E se ne andranno sul filo della spada, dopo un'azione bellica che,
come è sempre detto chiaramente, si svolgerà tutta ad Est e non
ad Ovest, ovvero non nel West Bank, ma presso di loro. Sarà
un'azione terribile, che distruggerà le loro armate, il loro
popolo, e persino i loro più alti edifici". Un momento, ma allora
Arafat sbaglia tutto con il suo tentativo di ottenere la terra
pezzo a pezzo e di fondare così lo Stato palestinese? Non solo, ma
sbagliano tutto anche i suoi amici suicidi-terroristi, dal momento
che comunque il destino, un destino glorioso è già tutto scritto!
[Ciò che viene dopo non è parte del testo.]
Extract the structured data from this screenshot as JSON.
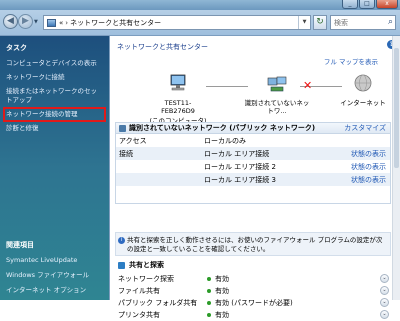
{
  "window": {
    "min": "_",
    "max": "□",
    "close": "x"
  },
  "address": {
    "root": "«",
    "path": "ネットワークと共有センター",
    "search_placeholder": "検索"
  },
  "sidebar": {
    "task_header": "タスク",
    "tasks": [
      {
        "label": "コンピュータとデバイスの表示"
      },
      {
        "label": "ネットワークに接続"
      },
      {
        "label": "接続またはネットワークのセットアップ"
      },
      {
        "label": "ネットワーク接続の管理",
        "highlighted": true
      },
      {
        "label": "診断と修復"
      }
    ],
    "related_header": "関連項目",
    "related": [
      {
        "label": "Symantec LiveUpdate"
      },
      {
        "label": "Windows ファイアウォール"
      },
      {
        "label": "インターネット オプション"
      }
    ]
  },
  "main": {
    "title": "ネットワークと共有センター",
    "full_map": "フル マップを表示",
    "nodes": {
      "pc_name": "TEST11-FEB276D9",
      "pc_sub": "(このコンピュータ)",
      "unknown": "識別されていないネットワ...",
      "internet": "インターネット"
    },
    "network_box": {
      "header": "識別されていないネットワーク (パブリック ネットワーク)",
      "customize": "カスタマイズ",
      "access_label": "アクセス",
      "access_value": "ローカルのみ",
      "conn_label": "接続",
      "connections": [
        {
          "name": "ローカル エリア接続",
          "status": "状態の表示"
        },
        {
          "name": "ローカル エリア接続 2",
          "status": "状態の表示"
        },
        {
          "name": "ローカル エリア接続 3",
          "status": "状態の表示"
        }
      ]
    },
    "notice": "共有と探索を正しく動作させるには、お使いのファイアウォール プログラムの設定が次の設定と一致していることを確認してください。",
    "sharing": {
      "header": "共有と探索",
      "rows": [
        {
          "label": "ネットワーク探索",
          "value": "有効"
        },
        {
          "label": "ファイル共有",
          "value": "有効"
        },
        {
          "label": "パブリック フォルダ共有",
          "value": "有効 (パスワードが必要)"
        },
        {
          "label": "プリンタ共有",
          "value": "有効"
        }
      ]
    }
  },
  "colors": {
    "highlight": "#e01a1a",
    "link": "#2159b5",
    "status_on": "#2c9b28"
  }
}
"Che Arafat oggi non sia nel cuore del popolo, anche se per paura
sentite dire il contrario, mi sembra un dato di fatto. Persino i
suoi ufficiali quando parlano degli accordi ridacchiano, fanno gli
spiritosi, non lo difendono... Anzi. L'autonomia è come una
pentola a pressione sotto la quale è acceso il fuoco americano,
quello israeliano e anche quello palestinese. Potrebbe esplodere da
un momento all'altro".
E i suicidi? Pensi se l'autobus pieno di bambini di Gush Katif
fosse saltato per aria... Lei oggi non sarebbe dispiaciuto, o
almeno, non disapproverebbe politicamente? Abdel Majid ci risponde
mentre cammina verso la sua moschea al tramonto. Infatti il muezzin
già chiama a gran voce per la preghiera: "In una situazione di
normalità , è vero, è proibito uccidere civili, donne, bambini.
Ma qui siamo in presenza di gente che si suicida poiché ha già un
laccio di disperazione totale intorno al collo. Gente che non può
più sopportare di vivere in un regime di occupazione... Una
persona in questo stato di dolore non può essere condannata".